La difficile question des droits de l'Homme
Aujourd’hui je vais me mettre mes skis et
m’avancer sur un terrain très glissant et très vague : les droits de
l’Homme d’après La Déclaration universelle des droits de l'homme des Nations
Unies. Elle a pris la place de Dieu et l’autorité essaie de s’y référer. Je
commencerai par expliquer ce qui est l’autorité pour ensuite passer à la Déclaration.

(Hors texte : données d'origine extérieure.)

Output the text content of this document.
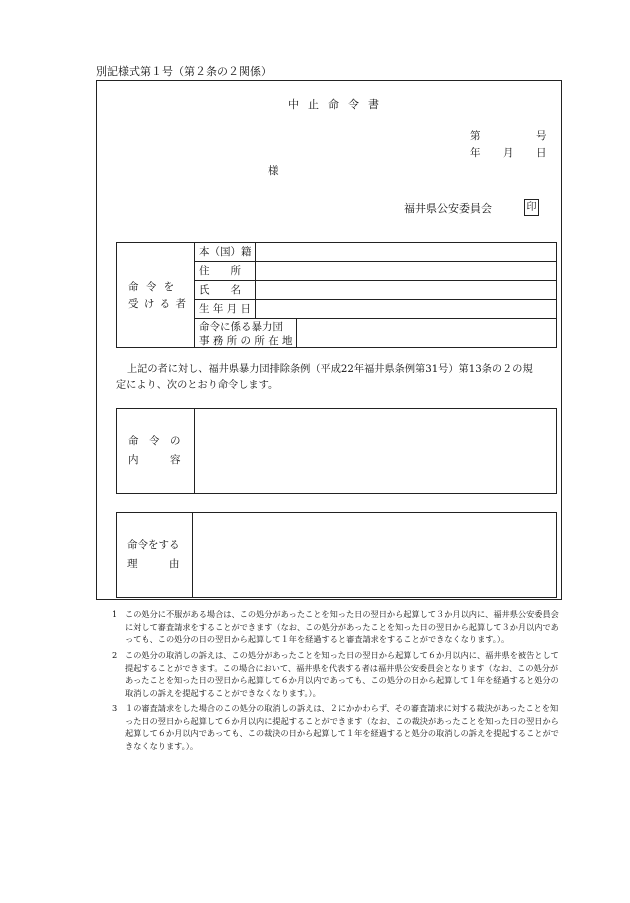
別記様式第１号（第２条の２関係）
中止命令書
第	号
年 月 日
様
福井県公安委員会	印
命 令 を
受 け る 者
本（国）籍
住　　所
氏　　名
生 年 月 日
命令に係る暴力団
事 務 所 の 所 在 地
上記の者に対し、福井県暴力団排除条例（平成22年福井県条例第31号）第13条の２の規
定により、次のとおり命令します。
命　令　の
内　　　容
命令をする
理　　　由
1 この処分に不服がある場合は、この処分があったことを知った日の翌日から起算して３か月以内に、福井県公安委員会に対して審査請求をすることができます（なお、この処分があったことを知った日の翌日から起算して３か月以内であっても、この処分の日の翌日から起算して１年を経過すると審査請求をすることができなくなります。）。
2 この処分の取消しの訴えは、この処分があったことを知った日の翌日から起算して６か月以内に、福井県を被告として提起することができます。この場合において、福井県を代表する者は福井県公安委員会となります（なお、この処分があったことを知った日の翌日から起算して６か月以内であっても、この処分の日から起算して１年を経過すると処分の取消しの訴えを提起することができなくなります。）。
3 １の審査請求をした場合のこの処分の取消しの訴えは、２にかかわらず、その審査請求に対する裁決があったことを知った日の翌日から起算して６か月以内に提起することができます（なお、この裁決があったことを知った日の翌日から起算して６か月以内であっても、この裁決の日から起算して１年を経過すると処分の取消しの訴えを提起することができなくなります。）。
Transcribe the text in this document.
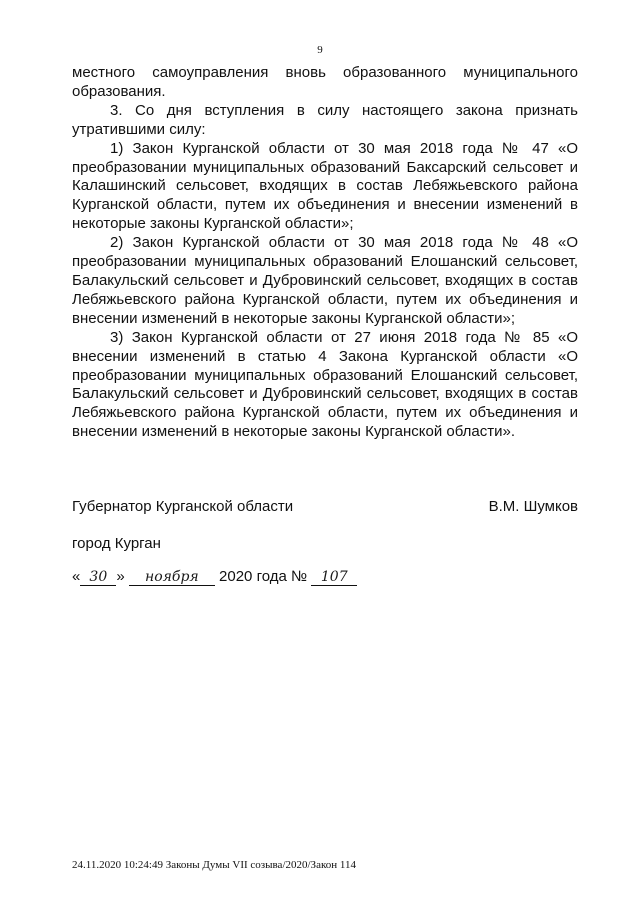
9

местного самоуправления вновь образованного муниципального образования.

3. Со дня вступления в силу настоящего закона признать утратившими силу:

1) Закон Курганской области от 30 мая 2018 года № 47 «О преобразовании муниципальных образований Баксарский сельсовет и Калашинский сельсовет, входящих в состав Лебяжьевского района Курганской области, путем их объединения и внесении изменений в некоторые законы Курганской области»;

2) Закон Курганской области от 30 мая 2018 года № 48 «О преобразовании муниципальных образований Елошанский сельсовет, Балакульский сельсовет и Дубровинский сельсовет, входящих в состав Лебяжьевского района Курганской области, путем их объединения и внесении изменений в некоторые законы Курганской области»;

3) Закон Курганской области от 27 июня 2018 года № 85 «О внесении изменений в статью 4 Закона Курганской области «О преобразовании муниципальных образований Елошанский сельсовет, Балакульский сельсовет и Дубровинский сельсовет, входящих в состав Лебяжьевского района Курганской области, путем их объединения и внесении изменений в некоторые законы Курганской области».

Губернатор Курганской области	В.М. Шумков
город Курган
« 30 » ноября 2020 года № 107
24.11.2020 10:24:49 Законы Думы VII созыва/2020/Закон 114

Ensuite je parlerai des problèmes et je poserai la question s’il faut mettre
entre parenthèses les traités pour les sauver. Je terminerai avec une petite
conclusion.
L’autorité : Dieu et l’Humanité
L’autorité est un concept très difficile
expliquer parce qu’on pourrait le confondre avec le pouvoir et la persuasion.
Je vais me baser sur le concept d’Arendt[1]

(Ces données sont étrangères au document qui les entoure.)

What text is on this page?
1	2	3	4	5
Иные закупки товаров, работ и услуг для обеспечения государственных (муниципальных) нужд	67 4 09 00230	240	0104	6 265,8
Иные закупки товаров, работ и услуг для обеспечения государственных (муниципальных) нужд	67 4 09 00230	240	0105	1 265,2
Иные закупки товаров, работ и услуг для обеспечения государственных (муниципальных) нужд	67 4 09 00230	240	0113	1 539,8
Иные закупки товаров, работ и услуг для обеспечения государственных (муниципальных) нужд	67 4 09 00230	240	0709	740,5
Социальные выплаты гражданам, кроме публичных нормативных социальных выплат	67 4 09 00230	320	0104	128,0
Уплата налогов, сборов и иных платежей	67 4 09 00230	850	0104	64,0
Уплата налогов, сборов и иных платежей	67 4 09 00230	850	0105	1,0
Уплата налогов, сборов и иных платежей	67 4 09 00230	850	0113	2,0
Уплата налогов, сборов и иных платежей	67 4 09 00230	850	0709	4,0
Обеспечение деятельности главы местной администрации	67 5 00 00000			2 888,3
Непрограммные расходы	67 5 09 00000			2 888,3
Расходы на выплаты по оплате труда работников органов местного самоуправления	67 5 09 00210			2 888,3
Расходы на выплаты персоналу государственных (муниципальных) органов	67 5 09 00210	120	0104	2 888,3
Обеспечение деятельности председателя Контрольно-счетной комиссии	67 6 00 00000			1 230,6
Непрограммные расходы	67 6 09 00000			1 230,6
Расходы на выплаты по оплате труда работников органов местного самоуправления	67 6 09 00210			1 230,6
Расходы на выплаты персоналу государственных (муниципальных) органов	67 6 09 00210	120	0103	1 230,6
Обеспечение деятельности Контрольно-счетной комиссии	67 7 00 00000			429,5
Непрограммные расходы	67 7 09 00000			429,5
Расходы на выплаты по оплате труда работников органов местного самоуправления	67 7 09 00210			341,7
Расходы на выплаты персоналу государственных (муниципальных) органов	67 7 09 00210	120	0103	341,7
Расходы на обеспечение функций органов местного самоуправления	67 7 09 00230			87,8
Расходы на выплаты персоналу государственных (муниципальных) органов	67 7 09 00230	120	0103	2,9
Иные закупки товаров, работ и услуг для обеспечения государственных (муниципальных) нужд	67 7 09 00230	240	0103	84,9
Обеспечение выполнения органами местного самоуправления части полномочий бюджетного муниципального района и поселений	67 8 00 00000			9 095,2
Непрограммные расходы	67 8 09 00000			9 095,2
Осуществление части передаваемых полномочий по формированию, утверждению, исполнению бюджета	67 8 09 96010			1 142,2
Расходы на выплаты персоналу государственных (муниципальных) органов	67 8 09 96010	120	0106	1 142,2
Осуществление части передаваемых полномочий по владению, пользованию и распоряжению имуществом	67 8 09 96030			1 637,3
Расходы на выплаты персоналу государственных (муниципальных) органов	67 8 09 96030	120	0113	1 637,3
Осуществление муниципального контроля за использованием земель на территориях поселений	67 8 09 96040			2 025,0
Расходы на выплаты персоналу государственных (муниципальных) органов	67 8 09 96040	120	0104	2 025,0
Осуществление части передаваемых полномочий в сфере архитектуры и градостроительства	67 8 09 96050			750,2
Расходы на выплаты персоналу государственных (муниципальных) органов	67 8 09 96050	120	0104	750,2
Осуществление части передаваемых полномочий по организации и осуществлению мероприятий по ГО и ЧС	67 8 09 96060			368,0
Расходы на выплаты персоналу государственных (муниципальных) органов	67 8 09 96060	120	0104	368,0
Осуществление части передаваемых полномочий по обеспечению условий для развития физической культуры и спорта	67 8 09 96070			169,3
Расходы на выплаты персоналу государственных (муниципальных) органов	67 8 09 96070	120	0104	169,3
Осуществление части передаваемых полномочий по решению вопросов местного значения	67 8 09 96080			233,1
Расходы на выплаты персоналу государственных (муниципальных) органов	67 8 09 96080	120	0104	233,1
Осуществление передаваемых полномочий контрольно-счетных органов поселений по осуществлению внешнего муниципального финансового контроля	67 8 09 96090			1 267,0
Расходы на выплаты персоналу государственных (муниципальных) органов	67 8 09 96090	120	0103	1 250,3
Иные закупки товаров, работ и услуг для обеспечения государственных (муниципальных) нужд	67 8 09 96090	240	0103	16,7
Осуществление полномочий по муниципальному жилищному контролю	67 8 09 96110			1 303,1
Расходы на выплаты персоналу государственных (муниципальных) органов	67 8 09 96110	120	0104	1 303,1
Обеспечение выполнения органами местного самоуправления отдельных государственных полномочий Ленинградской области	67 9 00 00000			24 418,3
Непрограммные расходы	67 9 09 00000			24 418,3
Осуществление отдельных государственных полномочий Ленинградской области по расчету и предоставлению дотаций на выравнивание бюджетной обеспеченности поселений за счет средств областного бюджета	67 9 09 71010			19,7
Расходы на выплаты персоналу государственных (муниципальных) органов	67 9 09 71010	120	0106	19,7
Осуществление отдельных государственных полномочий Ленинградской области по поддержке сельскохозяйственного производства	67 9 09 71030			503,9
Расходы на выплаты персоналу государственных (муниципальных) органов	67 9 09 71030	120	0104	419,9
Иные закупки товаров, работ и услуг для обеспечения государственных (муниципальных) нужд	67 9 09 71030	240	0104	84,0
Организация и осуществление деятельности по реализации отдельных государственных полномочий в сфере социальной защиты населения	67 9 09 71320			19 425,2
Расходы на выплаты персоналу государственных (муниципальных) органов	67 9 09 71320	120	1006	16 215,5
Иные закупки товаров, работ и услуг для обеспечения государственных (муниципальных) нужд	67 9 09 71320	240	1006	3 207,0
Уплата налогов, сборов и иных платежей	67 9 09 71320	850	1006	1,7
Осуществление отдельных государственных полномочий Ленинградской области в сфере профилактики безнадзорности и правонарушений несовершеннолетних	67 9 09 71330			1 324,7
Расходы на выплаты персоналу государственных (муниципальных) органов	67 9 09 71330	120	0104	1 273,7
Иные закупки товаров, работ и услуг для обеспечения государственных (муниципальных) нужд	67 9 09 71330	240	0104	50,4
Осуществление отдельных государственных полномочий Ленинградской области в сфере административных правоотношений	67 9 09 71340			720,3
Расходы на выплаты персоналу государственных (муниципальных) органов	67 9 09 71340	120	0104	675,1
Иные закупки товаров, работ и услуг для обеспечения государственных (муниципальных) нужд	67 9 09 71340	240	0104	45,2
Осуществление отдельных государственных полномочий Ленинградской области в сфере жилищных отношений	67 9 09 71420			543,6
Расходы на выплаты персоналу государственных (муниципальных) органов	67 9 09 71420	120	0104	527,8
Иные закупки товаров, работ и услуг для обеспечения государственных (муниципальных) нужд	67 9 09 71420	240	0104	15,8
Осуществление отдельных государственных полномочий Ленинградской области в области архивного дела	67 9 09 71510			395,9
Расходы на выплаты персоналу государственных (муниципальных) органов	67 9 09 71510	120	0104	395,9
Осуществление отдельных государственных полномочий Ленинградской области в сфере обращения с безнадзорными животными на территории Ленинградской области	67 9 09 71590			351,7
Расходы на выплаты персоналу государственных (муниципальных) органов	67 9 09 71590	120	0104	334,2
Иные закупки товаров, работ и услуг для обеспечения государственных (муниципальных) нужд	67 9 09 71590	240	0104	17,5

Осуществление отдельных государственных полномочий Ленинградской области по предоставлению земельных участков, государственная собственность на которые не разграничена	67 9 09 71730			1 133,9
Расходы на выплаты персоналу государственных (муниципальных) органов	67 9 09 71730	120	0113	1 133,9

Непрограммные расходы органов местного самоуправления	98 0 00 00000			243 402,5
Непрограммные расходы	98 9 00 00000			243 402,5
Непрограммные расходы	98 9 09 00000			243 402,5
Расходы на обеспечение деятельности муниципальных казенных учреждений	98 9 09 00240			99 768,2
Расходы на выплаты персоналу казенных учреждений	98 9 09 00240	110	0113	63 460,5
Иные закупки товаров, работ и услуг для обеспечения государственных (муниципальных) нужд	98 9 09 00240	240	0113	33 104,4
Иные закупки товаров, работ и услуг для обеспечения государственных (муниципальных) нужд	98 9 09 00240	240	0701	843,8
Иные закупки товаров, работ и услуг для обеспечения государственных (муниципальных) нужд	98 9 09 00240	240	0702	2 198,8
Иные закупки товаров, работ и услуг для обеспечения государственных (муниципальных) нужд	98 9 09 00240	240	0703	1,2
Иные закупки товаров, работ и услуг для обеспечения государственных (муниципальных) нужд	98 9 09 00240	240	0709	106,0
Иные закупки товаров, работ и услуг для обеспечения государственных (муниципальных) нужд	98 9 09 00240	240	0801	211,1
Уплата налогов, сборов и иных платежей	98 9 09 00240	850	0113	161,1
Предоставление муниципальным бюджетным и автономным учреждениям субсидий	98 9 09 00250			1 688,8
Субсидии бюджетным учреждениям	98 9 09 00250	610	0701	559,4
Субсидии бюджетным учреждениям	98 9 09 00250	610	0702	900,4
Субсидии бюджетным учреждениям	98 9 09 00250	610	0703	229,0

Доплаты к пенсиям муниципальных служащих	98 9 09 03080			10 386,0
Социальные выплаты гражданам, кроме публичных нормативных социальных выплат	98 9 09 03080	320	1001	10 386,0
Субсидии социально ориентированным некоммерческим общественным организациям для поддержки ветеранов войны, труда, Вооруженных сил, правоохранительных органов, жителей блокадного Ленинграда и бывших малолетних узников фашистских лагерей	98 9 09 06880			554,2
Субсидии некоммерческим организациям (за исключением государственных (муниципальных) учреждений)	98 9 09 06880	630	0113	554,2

de « Qu’est-ce que l’autorité ? » et même là on ne trouve pas
vraiment de définition claire. D’une part elle n’est pas le pouvoir parce que celle-là
se trouve dans les mains du peuple qui peuvent élire des politiques qui se
présenteront au parlement pour former un gouvernement. Ce dernier sera le pouvoir législatif et exécutif qui gouverne « au nom du peuple ».

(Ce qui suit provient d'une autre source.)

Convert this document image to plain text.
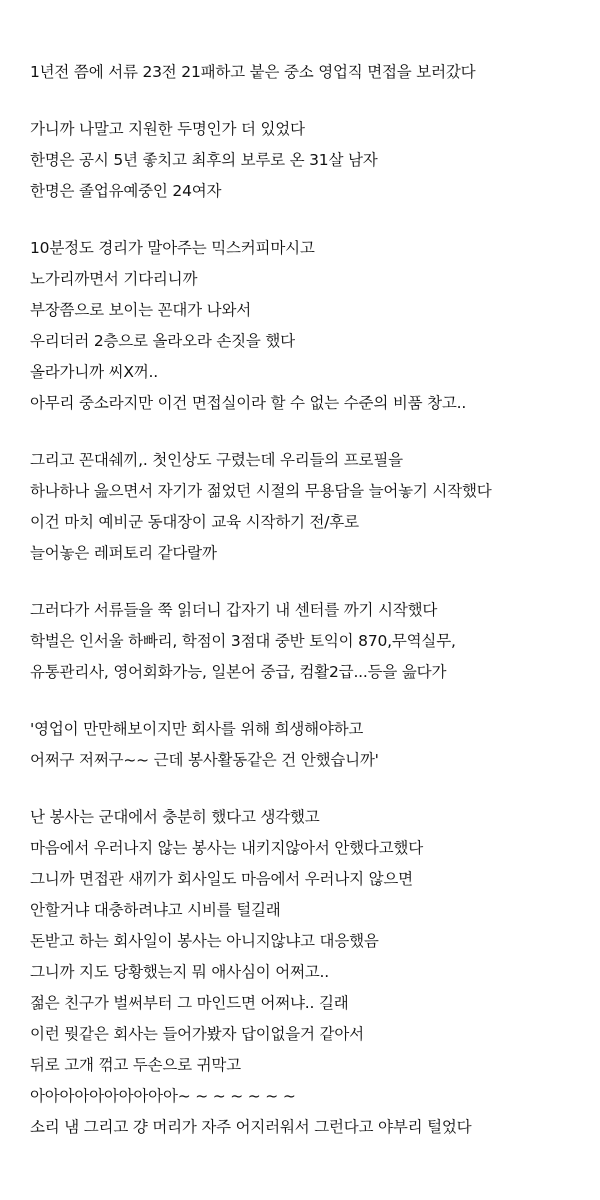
1년전 쯤에 서류 23전 21패하고 붙은 중소 영업직 면접을 보러갔다
가니까 나말고 지원한 두명인가 더 있었다
한명은 공시 5년 좋치고 최후의 보루로 온 31살 남자
한명은 졸업유예중인 24여자
10분정도 경리가 말아주는 믹스커피마시고
노가리까면서 기다리니까
부장쯤으로 보이는 꼰대가 나와서
우리더러 2층으로 올라오라 손짓을 했다
올라가니까 씨X꺼..
아무리 중소라지만 이건 면접실이라 할 수 없는 수준의 비품 창고..
그리고 꼰대쉐끼,. 첫인상도 구렸는데 우리들의 프로필을
하나하나 읊으면서 자기가 젊었던 시절의 무용담을 늘어놓기 시작했다
이건 마치 예비군 동대장이 교육 시작하기 전/후로
늘어놓은 레퍼토리 같다랄까
그러다가 서류들을 쭉 읽더니 갑자기 내 센터를 까기 시작했다
학벌은 인서울 하빠리, 학점이 3점대 중반 토익이 870,무역실무,
유통관리사, 영어회화가능, 일본어 중급, 컴활2급...등을 읊다가
'영업이 만만해보이지만 회사를 위해 희생해야하고
어쩌구 저쩌구~~ 근데 봉사활동같은 건 안했습니까'
난 봉사는 군대에서 충분히 했다고 생각했고
마음에서 우러나지 않는 봉사는 내키지않아서 안했다고했다
그니까 면접관 새끼가 회사일도 마음에서 우러나지 않으면
안할거냐 대충하려냐고 시비를 털길래
돈받고 하는 회사일이 봉사는 아니지않냐고 대응했음
그니까 지도 당황했는지 뭐 애사심이 어쩌고..
젊은 친구가 벌써부터 그 마인드면 어쩌냐.. 길래
이런 뭣같은 회사는 들어가봤자 답이없을거 같아서
뒤로 고개 꺾고 두손으로 귀막고
아아아아아아아아아아~ ~ ~ ~ ~ ~ ~
소리 냄 그리고 걍 머리가 자주 어지러워서 그런다고 야부리 털었다
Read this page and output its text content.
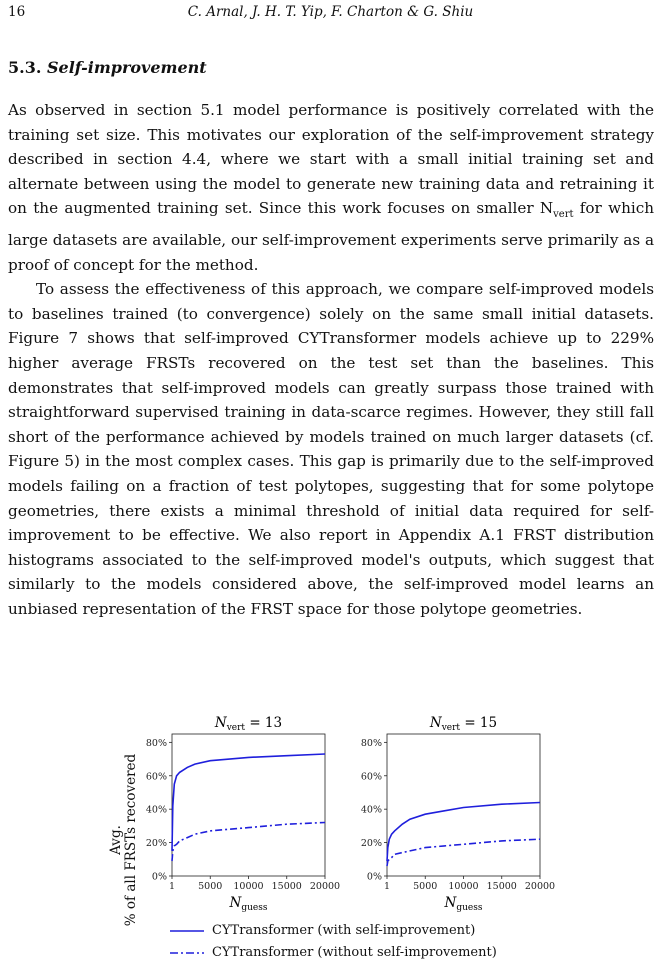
16	C. Arnal, J. H. T. Yip, F. Charton & G. Shiu
5.3. Self-improvement

As observed in section 5.1 model performance is positively correlated with the training set size. This motivates our exploration of the self-improvement strategy described in section 4.4, where we start with a small initial training set and alternate between using the model to generate new training data and retraining it on the augmented training set. Since this work focuses on smaller $N_{vert}$ for which large datasets are available, our self-improvement experiments serve primarily as a proof of concept for the method.

To assess the effectiveness of this approach, we compare self-improved models to baselines trained (to convergence) solely on the same small initial datasets. Figure 7 shows that self-improved CYTransformer models achieve up to 229% higher average FRSTs recovered on the test set than the baselines. This demonstrates that self-improved models can greatly surpass those trained with straightforward supervised training in data-scarce regimes. However, they still fall short of the performance achieved by models trained on much larger datasets (cf. Figure 5) in the most complex cases. This gap is primarily due to the self-improved models failing on a fraction of test polytopes, suggesting that for some polytope geometries, there exists a minimal threshold of initial data required for self-improvement to be effective. We also report in Appendix A.1 FRST distribution histograms associated to the self-improved model's outputs, which suggest that similarly to the models considered above, the self-improved model learns an unbiased representation of the FRST space for those polytope geometries.

Avg. % of all FRSTs recovered
$N_{vert} = 13$
0%
20%
40%
60%
80%
1 5000 10000 15000 20000
$N_{guess}$
$N_{vert} = 15$
0%
20%
40%
60%
80%
1 5000 10000 15000 20000
$N_{guess}$
CYTransformer (with self-improvement)
CYTransformer (without self-improvement)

Elle n’est pas persuasion parce qu’il faudrait alors convaincre le peuple à base
d’argumentation. On pourra alors croire qu’elle est violence ou tyrannie comme
là il ne faut pas convaincre. Or dans ce cas, on fait obéir le peuple avec la terreur. Mais
donc on peut dire ce qui n’est pas l’autorité mais ce qu’elle est c’est déjà
plus difficile.
On peut dire qu’avant que Dieu soit tué par
Nietzsche et qu'avant la Modernité, l’autorité c’était Dieu. Il n’y avait pas de
séparation entre l’Eglise et l’Etat. Le gouvernement ou le pouvoir législatif
invoque l’existence de Dieu pour écrire ses lois et pour faire obéir le peuple. Toute la société
s’était fondée sur cette existence. La religion était la base de la morale, de
la séparation entre le Bien et le Mal ; elle était la base de ce qu’il
fallait faire. Il n’y avait pas de persuasion, il y avait la foi ; il n’y
avait pas de violence, les citoyens affirmaient son existence.
Dans la société Moderne, la croyance en Dieu n’est plus qu’un principe, n’est plus qu’une liberté individuelle. En même temps que Dieu meurt, l’autorité meurt aussi. Le problème c’est que sans autorité il n’y a plus d’ordre non plus.
Le désordre n’est pas souhaitable ;
toute situation de crise est le terreau de l’injustice. Dans une guerre civile
de désordre règne. Tout est alors possible, il y a des meurtres et des
pillages. Il n’y a pas de stabilité, le
pouvoir ou l’ordre législatif ne cesse changer de même ; elle passe de
tyrannie en tyrannie. Hobbes décrit aussi le concept de deux hommes qui veulent
la même chose. Pour arriver à cette fin, ils deviennent ennemis et il n’y a
personne au-dessus d’eux pour
rétablir le respect, il n’y a personne pour assurer la sécurité des autres
personnes. « Il apparait clairement par là qu’aussi longtemps que les
hommes vivent sans un pouvoir commun qui les tienne tous en respect, ils sont
dans cette condition qui se nomme guerre et cette guerre de chacun pour
soi ». Hobbes utilise le mot ‘pouvoir’ ici, j’aurais préféré le remplacer
par ‘autorité’. Maintenant, tout cela dépend de l’écrivain, du penseur comme il
définit le concept pour lui-même et pour ses lecteurs. Pour avoir de l’ordre il
a donc fallu trouver un substitut à Dieu.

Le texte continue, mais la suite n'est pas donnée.